The word’s power depends, of course, on who is using it.
 In the late 1970s, Anita Bryant’s “Save Our Children” campaign was centered on the notion of “homosexual recruitment,” the belief that gays and lesbians tried to woo unsuspecting children into their ranks. Gerry E. Studds, the first openly gay member of Congress, once recalled how someone confronted him about whether he was still a “practicing homosexual.” 
He shot back: “No. As a matter of fact, I think I’m very good at it.”

When Professor Leap’s students use the term, which they still do occasionally, he corrects them. “I say, ‘Excuse me. Let me give you a piece of vocabulary instruction. In this class the word is gay or lesbian, and this is why.’ “
Gays and lesbians adopted various terminology of their own, often code words in conversation with one another. 
Because gay was already a known adjective meaning joyful, it could be used as a way to communicate same-sex desires to others who were in the know.
“A lesbian could say she met a gay gal the night before and her lesbian friend would know exactly what she meant,” 
Professor Chauncey said,  
“while her straight boss would have no idea what she was talking about.”

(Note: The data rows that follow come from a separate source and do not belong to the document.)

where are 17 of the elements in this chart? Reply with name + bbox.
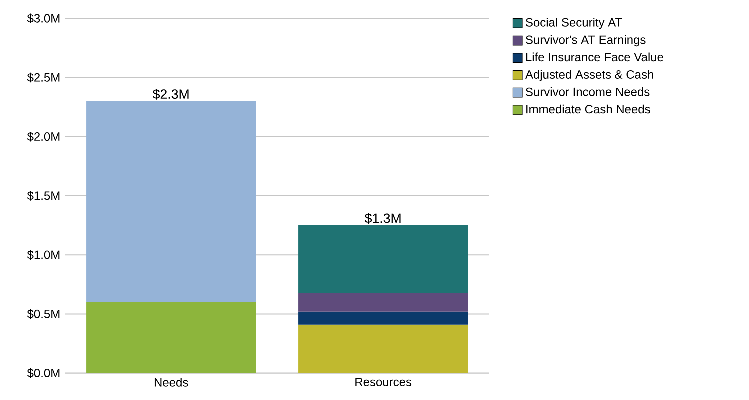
total-label: $1.3M: [364, 213, 401, 224]
legend-label: Survivor's AT Earnings: [526, 35, 646, 47]
legend-label: Social Security AT: [526, 18, 622, 30]
y-tick-label: $2.5M: [27, 72, 60, 83]
y-tick-label: $3.0M: [27, 14, 60, 24]
legend-label: Immediate Cash Needs: [526, 104, 650, 114]
y-tick-label: $0.5M: [27, 309, 60, 320]
x-tick-label: Needs: [154, 378, 188, 387]
y-tick-label: $0.0M: [27, 368, 60, 378]
total-label: $2.3M: [152, 89, 189, 100]
y-tick-label: $1.5M: [27, 191, 60, 201]
legend-label: Life Insurance Face Value: [526, 52, 664, 62]
x-tick-label: Resources: [356, 378, 412, 386]
legend-label: Adjusted Assets & Cash: [525, 70, 654, 82]
legend-label: Survivor Income Needs: [526, 88, 650, 96]
y-tick-label: $1.0M: [27, 250, 60, 260]
y-tick-label: $2.0M: [27, 132, 60, 142]
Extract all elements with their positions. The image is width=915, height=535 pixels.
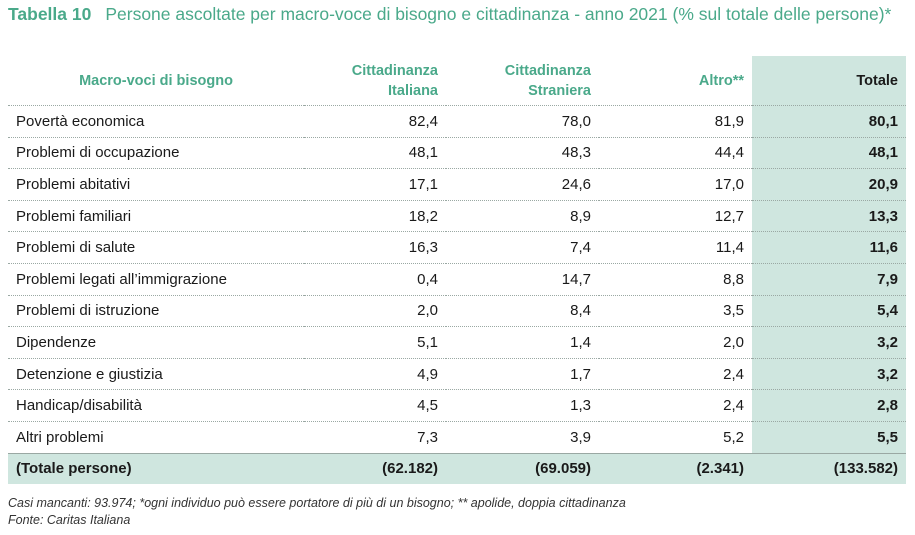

The early gay-rights movement was called the homophile movement because its founders explicitly rejected the word homosexual; they did not want to be identified as exclusively sexual beings.
Franklin E. Kameny, a gay rights pioneer, coined the phrase “Gay is Good” in 1968 as a way to help strip away some of the negative association. 
By then, gay had become the preferred term among gays and lesbians. 
But it would take decades for the rest of the country to catch on.

The New York Times resisted the word gay until 1987, preferring homosexual (now, it prefers the word gay in most contexts). 
The Washington Times set off in quotes the term gay marriage until 2008. 
The newspaper also updated its standards that year to say the term was preferred over “homosexual marriage.”

In the early 2000s, when same-sex marriage was a brand-new concept, gays were routinely described in mainstream media as homosexuals. 
Today, use of the word is less and less frequent. A Google Books scan shows a sharp decline in its use in recent years after peaking around 1995.

Scholars expect the use of the term to eventually fall away entirely.
“These shifts always reflect a change in sensibility,” said Geoffrey Nunberg, a linguist who teaches at Berkeley. 
“That’s what happened when ‘Negro’ yields to ‘black’ and ‘African-American.’ It’s just an old-fashioned word that denotes a generally neutral but old-fashioned sensibility.”